In scope FIs include banks, merchant banks, finance companies, payment service providers, direct life insurers, capital markets intermediaries, financial advisers, the central depository, approved exchanges and recognised market operators, approved trustees, trust companies, non-bank credit and charge card licensees and digital token service providers.
MAS proposes to amend the AML/CFT Guidelines to state that the filing of suspicious transaction reports (STRs) should not exceed five business days after suspicion was first established, unless the circumstances are exceptional or extraordinary.
In cases involving sanctioned parties and parties acting on behalf of or under the direction of sanctioned parties, FIs and VCCs should file the STRs as soon as possible and no later than one business day after suspicion was first established.
MAS proposes to set out its supervisory expectations with respect to the controls and processes for timely review of suspicious transactions and mitigation of ML/TF concerns identified, such as the need for FIs and VCCs to identify, prioritise and promptly review concerns of higher ML/TF risks and escalate any such concerns to senior management where necessary.
MAS further proposes to remove the requirement for FIs and VCCs to extend a copy of STRs filed to MAS for information and to replace it with a requirement for FIs and VCCs to extend a copy of STRs to MAS upon request.
MAS proposes to expand the definition of money laundering (ML) to include proliferation financing (PF) and to mandate that FIs and VCCs are to include PF risk assessments in their ML/TF risk evaluations. This aligns with the latest Financial Action Task Force (FATF) Standards, which require FIs and designated non-financial businesses and professions to identify, assess, understand and mitigate PF risks.

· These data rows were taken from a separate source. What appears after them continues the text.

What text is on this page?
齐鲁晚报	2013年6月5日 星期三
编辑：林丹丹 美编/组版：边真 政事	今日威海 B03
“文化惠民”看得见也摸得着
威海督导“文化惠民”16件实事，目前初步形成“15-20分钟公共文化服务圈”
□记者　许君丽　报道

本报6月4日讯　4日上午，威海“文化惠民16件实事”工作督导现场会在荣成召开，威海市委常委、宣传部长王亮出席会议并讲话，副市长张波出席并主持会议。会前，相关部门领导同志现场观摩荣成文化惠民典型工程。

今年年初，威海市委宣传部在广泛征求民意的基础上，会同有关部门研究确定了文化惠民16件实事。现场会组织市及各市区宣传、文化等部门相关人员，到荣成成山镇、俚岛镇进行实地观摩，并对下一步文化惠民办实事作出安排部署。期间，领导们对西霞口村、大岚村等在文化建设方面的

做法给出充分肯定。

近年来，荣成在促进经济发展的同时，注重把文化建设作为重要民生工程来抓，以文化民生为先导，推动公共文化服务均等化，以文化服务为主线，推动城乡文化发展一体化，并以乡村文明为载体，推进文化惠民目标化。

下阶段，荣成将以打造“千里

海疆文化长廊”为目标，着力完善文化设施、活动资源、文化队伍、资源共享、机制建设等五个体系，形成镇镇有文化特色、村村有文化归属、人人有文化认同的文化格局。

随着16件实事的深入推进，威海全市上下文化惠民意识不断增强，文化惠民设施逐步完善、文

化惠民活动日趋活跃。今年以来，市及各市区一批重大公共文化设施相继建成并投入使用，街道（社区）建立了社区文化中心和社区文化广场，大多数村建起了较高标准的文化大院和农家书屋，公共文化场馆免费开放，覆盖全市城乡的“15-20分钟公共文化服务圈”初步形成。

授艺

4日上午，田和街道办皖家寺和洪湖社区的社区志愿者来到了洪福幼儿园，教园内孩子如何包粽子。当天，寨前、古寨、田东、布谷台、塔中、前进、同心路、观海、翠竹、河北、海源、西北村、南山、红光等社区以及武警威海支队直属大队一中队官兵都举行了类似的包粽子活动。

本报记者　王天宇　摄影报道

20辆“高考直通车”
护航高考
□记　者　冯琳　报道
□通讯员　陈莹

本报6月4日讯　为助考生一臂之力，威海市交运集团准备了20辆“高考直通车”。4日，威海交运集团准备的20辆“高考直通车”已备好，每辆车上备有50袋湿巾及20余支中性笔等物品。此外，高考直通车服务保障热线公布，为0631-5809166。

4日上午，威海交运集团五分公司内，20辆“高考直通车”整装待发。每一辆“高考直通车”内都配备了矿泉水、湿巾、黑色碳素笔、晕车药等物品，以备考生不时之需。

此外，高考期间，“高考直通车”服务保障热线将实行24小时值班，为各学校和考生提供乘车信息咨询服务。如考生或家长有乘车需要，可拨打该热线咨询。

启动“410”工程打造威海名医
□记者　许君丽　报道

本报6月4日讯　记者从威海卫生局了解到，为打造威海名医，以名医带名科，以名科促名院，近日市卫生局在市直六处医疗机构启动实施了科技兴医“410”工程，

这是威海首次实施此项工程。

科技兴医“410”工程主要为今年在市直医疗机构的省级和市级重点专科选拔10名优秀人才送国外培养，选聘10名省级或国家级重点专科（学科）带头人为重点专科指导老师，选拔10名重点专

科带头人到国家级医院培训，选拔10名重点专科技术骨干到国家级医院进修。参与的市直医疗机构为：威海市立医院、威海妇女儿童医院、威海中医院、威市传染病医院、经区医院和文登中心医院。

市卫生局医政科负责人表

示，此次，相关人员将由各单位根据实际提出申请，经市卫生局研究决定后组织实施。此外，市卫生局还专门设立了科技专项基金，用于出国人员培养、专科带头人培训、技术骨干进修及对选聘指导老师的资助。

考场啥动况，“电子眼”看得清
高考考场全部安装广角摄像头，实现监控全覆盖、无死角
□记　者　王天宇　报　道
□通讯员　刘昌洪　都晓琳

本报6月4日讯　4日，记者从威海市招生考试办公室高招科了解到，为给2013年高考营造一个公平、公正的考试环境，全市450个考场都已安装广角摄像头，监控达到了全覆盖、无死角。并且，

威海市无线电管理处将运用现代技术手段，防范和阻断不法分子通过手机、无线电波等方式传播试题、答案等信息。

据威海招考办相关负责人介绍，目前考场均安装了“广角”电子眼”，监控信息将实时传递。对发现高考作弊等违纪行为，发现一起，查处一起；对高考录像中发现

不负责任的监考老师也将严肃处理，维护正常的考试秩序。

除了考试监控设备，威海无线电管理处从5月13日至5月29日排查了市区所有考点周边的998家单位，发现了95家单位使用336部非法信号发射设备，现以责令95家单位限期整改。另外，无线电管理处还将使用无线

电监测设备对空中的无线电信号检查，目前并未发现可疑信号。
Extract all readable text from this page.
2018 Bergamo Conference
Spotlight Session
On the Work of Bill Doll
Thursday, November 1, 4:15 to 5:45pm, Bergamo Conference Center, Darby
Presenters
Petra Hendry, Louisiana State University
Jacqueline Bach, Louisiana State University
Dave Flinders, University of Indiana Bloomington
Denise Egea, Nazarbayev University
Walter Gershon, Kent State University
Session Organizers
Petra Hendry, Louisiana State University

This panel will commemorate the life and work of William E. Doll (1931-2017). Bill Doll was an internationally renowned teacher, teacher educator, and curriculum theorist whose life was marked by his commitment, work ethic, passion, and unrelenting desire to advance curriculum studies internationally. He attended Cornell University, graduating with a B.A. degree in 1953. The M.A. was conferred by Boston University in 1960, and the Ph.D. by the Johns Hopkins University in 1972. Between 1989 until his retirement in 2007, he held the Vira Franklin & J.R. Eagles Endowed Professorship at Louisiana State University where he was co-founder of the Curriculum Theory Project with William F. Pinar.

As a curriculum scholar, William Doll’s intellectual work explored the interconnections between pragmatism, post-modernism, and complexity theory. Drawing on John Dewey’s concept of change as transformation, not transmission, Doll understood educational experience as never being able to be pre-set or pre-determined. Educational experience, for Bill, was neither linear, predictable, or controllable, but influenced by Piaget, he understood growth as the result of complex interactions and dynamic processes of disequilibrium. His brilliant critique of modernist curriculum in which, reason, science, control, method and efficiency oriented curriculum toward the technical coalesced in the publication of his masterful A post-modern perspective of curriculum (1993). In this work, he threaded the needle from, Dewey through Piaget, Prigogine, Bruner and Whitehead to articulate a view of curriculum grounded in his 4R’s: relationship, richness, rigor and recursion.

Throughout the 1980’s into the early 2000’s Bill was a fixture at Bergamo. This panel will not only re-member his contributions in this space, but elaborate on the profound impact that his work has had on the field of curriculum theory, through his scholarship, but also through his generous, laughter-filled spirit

In respect of trusts, MAS proposes to amend the wording of MAS Notice TCA-N03 to align with the Trustees Act 1967 and anticipated legislative changes following the revised FATF Recommendation 25 regarding beneficial ownership and transparency of legal arrangements such as trusts. These amendments will broaden the definition of a trust relevant party and clarify the requirements for identifying all related parties to a legal arrangement and to collecting relevant information.
The amendments will further mandate the collection of certain information about the trust, such as the full name, unique identifier, trust deed and the purpose for which the trust was established, in line with the FATF’s recommendations.
Other proposed amendments include:
- Clarifying that ML/TF information sources for screening should include relevant search engines used in countries or jurisdictions closely associated with the person screened, and that screening should be conducted in the native language(s) of the person screened.
- Ensuring processes are in place to share customer and related account information across business units, including customer due diligence and source of wealth (SoW) information.
- Providing staff with adequate guidance on identifying indicators of fraudulent or tampered data, documents or information, and ensuring timely application of appropriate ML/TF risk mitigation measures.
- Clarifying the need for corroboration of SoW and source of funds (SoF) that are more material and/or present a higher risk for ML/TF and the assessment of the plausibility and legitimacy of SoW and SoF.
- Clarifying the need to assess whether a further or supplementary STR is warranted when further suspicion is raised.
- Including characteristics of a higher-risk shell company as examples of potentially higher-risk categories.
- Including participation in a tax amnesty programme under examples of suspicious transactions related to tax crimes.
- Replacing references to ‘settlors’ and ‘protectors’ with ‘trust relevant parties’ to reflect the expanded definition and replacing the term ‘trust’ with ‘legal arrangement’ in the guidelines.